Distinct Spanning Trees Say that you are asked to produce a labelled graph $G$ that has $E$ edges and exactly $k$ distinct spanning trees. In general, how much do we know about whether such a graph exists? For example, a labelled graph with $6$ edges and exactly $7$ distinct spanning trees seems to be impossible to create. Beyond brute force/exhaustion, what tools do we have at our disposal to answer questions of this nature? 
 A: Take for example the graph $G=(V,E)$ where $V = \{a,b,c,d\}$ and $E = \{ab, bc, bd, cd\}$. Then the adjacency matrix is
$$
A = \left(
\begin{array}{cccc}
 0 & 1 & 0 & 0 \\
 1 & 0 & 1 & 1 \\
 0 & 1 & 0 & 1 \\
 0 & 1 & 1 & 0 \\
\end{array}
\right)
$$
and the degree matrix
$$
D = \left(
\begin{array}{cccc}
 1 & 0 & 0 & 0 \\
 0 & 3 & 0 & 0 \\
 0 & 0 & 2 & 0 \\
 0 & 0 & 0 & 2 \\
\end{array}
\right).
$$
Hence the Laplacian matrix is
$$
D - A = \left(
\begin{array}{cccc}
 1 & 0 & 0 & 0 \\
 0 & 3 & 0 & 0 \\
 0 & 0 & 2 & 0 \\
 0 & 0 & 0 & 2 \\
\end{array}
\right) - \left(
\begin{array}{cccc}
 0 & 1 & 0 & 0 \\
 1 & 0 & 1 & 1 \\
 0 & 1 & 0 & 1 \\
 0 & 1 & 1 & 0 \\
\end{array}
\right) = \left(
\begin{array}{cccc}
 1 & -1 & 0 & 0 \\
 -1 & 3 & -1 & -1 \\
 0 & -1 & 2 & -1 \\
 0 & -1 & -1 & 2 \\
\end{array}
\right).
$$
This matrix has eigenvalues $\lambda=4,3,1,0$ and hence by Kirchhoff's theorem it has $\frac14(4\cdot3\cdot 1) = 3$ spanning trees. We can verify this by nothing that a spanning tree of $G$ has as edges $ab$ and exactly two of $bc, bd$, and $cd$, for a total of $\binom 32=3$ spanning trees. 

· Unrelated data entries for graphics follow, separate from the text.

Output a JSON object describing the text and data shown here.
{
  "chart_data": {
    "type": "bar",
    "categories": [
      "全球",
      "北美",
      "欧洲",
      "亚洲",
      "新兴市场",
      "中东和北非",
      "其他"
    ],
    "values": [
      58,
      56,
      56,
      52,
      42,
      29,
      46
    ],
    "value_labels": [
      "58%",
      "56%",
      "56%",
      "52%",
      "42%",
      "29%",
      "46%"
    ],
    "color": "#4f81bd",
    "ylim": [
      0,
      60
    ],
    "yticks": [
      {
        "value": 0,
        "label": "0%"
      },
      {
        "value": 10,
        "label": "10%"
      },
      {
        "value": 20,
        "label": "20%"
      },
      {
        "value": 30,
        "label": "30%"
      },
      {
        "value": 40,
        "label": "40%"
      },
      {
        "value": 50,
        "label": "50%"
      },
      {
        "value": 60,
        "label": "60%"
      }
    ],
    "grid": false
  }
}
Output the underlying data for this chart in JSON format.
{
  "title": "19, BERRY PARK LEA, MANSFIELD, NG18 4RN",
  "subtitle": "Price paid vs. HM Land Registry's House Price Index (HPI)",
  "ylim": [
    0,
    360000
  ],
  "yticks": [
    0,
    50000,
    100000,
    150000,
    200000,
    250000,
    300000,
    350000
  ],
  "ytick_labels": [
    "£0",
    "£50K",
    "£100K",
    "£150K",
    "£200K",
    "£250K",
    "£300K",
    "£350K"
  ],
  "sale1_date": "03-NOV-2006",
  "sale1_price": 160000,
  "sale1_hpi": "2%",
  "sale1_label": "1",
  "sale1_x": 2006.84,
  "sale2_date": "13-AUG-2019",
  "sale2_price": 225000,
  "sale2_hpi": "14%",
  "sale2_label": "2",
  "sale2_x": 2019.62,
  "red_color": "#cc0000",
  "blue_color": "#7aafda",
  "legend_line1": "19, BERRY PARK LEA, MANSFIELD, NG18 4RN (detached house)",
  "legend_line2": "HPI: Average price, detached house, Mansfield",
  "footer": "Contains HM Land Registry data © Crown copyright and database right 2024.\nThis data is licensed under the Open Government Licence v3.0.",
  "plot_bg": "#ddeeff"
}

More generally, note that for any tree, $|V|= |E|+1$. Cayley's formula tells us that there are $(|E|+1)^{|E|-1}$ trees on graphs with $|E|$ edges. So the first thing to check would be whether $k>(|E|+1)^{|E|-1}$, in which case no such graph exists. If this inequality does not hold, however, then there is more work to be done.